In a weak attempt at finding some silver-lining during these times self-quarantine and stir-crazy infused boredom, I went looking for a good coronavirus dataset with which to practice my newly acquired data science skills. And, by pure chance, The New York Times began offering that data on their GitHub the very next day and has been updating is regularly since.
This data provides information on the spread of Coronavirus is all 50 States, 5 Territories, and Washington DC.
The goal of the analysis is simple. I want to track coronavirus in each state and terrotory on the United States to be able to look for patterns and effects of State Action, like Stay at Home Orders. To accomplish this, I created graphs for different states, marking the point in time that certain actions were taken, and then marking again 7 days later to delay for the incubation period.

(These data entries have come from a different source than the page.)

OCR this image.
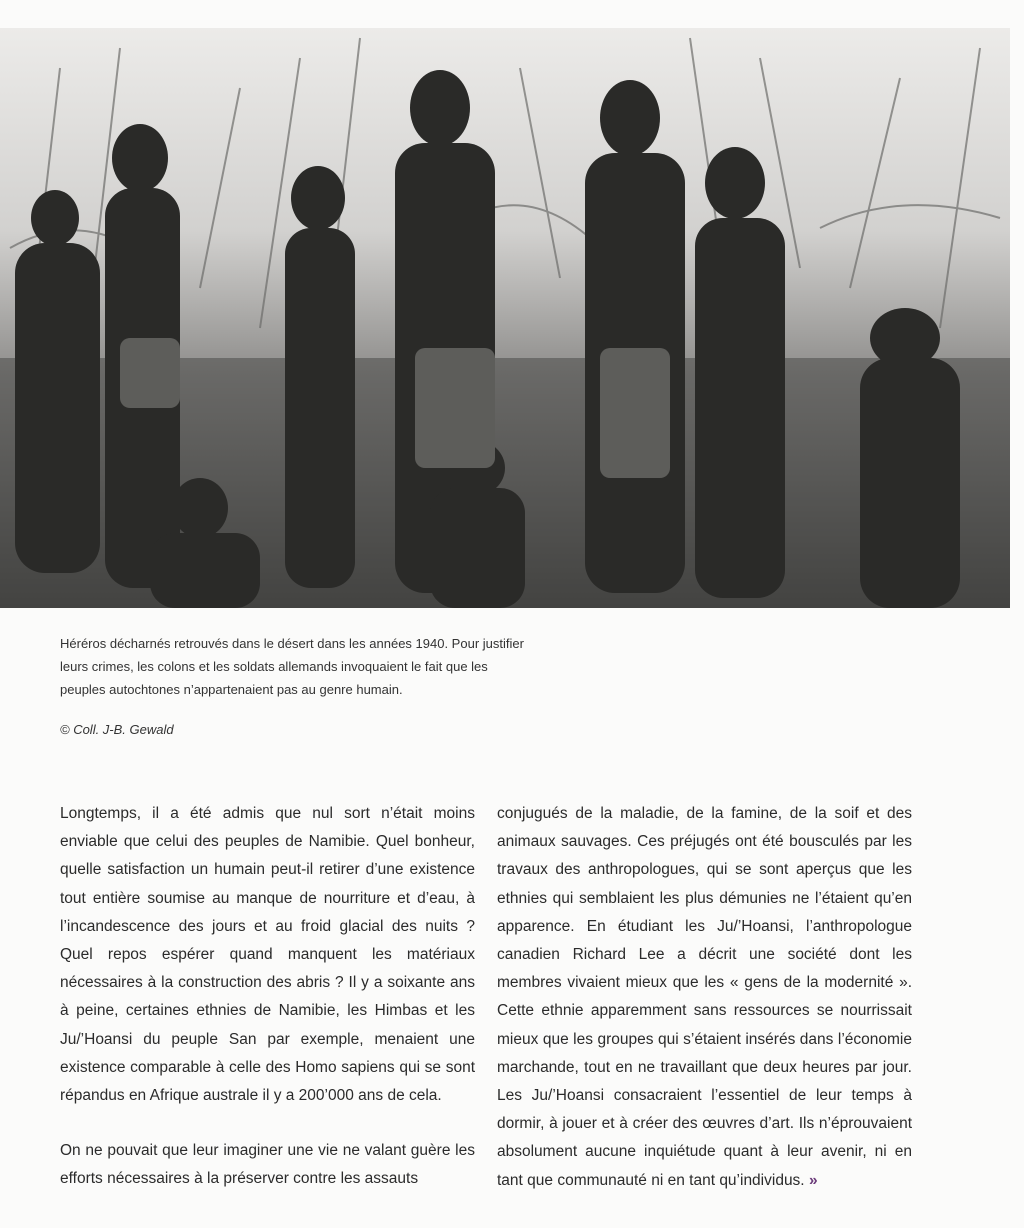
Héréros décharnés retrouvés dans le désert dans les années 1940. Pour justifier leurs crimes, les colons et les soldats allemands invoquaient le fait que les peuples autochtones n’appartenaient pas au genre humain.

© Coll. J-B. Gewald

Longtemps, il a été admis que nul sort n’était moins enviable que celui des peuples de Namibie. Quel bonheur, quelle satisfaction un humain peut-il retirer d’une existence tout entière soumise au manque de nourriture et d’eau, à l’incandescence des jours et au froid glacial des nuits ? Quel repos espérer quand manquent les matériaux nécessaires à la construction des abris ? Il y a soixante ans à peine, certaines ethnies de Namibie, les Himbas et les Ju/’Hoansi du peuple San par exemple, menaient une existence comparable à celle des Homo sapiens qui se sont répandus en Afrique australe il y a 200’000 ans de cela.

On ne pouvait que leur imaginer une vie ne valant guère les efforts nécessaires à la préserver contre les assauts

conjugués de la maladie, de la famine, de la soif et des animaux sauvages. Ces préjugés ont été bousculés par les travaux des anthropologues, qui se sont aperçus que les ethnies qui semblaient les plus démunies ne l’étaient qu’en apparence. En étudiant les Ju/’Hoansi, l’anthropologue canadien Richard Lee a décrit une société dont les membres vivaient mieux que les « gens de la modernité ». Cette ethnie apparemment sans ressources se nourrissait mieux que les groupes qui s’étaient insérés dans l’économie marchande, tout en ne travaillant que deux heures par jour. Les Ju/’Hoansi consacraient l’essentiel de leur temps à dormir, à jouer et à créer des œuvres d’art. Ils n’éprouvaient absolument aucune inquiétude quant à leur avenir, ni en tant que communauté ni en tant qu’individus. »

While experts have put the median incubation period at 5.1 days, I chose to round it up to 7 days to factor in the potential delay between showing symptoms and being confirmed positive. I could not find any official report on how long the delay between showing symptoms and testing positive is, so the choice of 7 days as a delay is just a choice that I made. If there is a more official way to do this, please comment it in the Issues and I will make the changes needed.
While the data used is very likely the best data available at this time, the data is far from perfect. Testing shortages and tests with low accuracy are not only preventing a forseeable end the country being shut down, they are making it impossible to have the fully accurate numbers. These limitations will effect the day to day accuracy, but hopefully not the data as a whole.
The graphs are all made, and the most important ones are now self updating. So every time something of relevance happens, I wait about 10 to 14 days to look at how it effected that states cases. Things like a state lifting restrictions or Easter happening. Since the data is current and ongoing, I'm just trying ot learn what I can.
The code that I use requires no changing when updating with new data from the New York Times, so as data changes over the coming months, I will try to continue updating the graphs.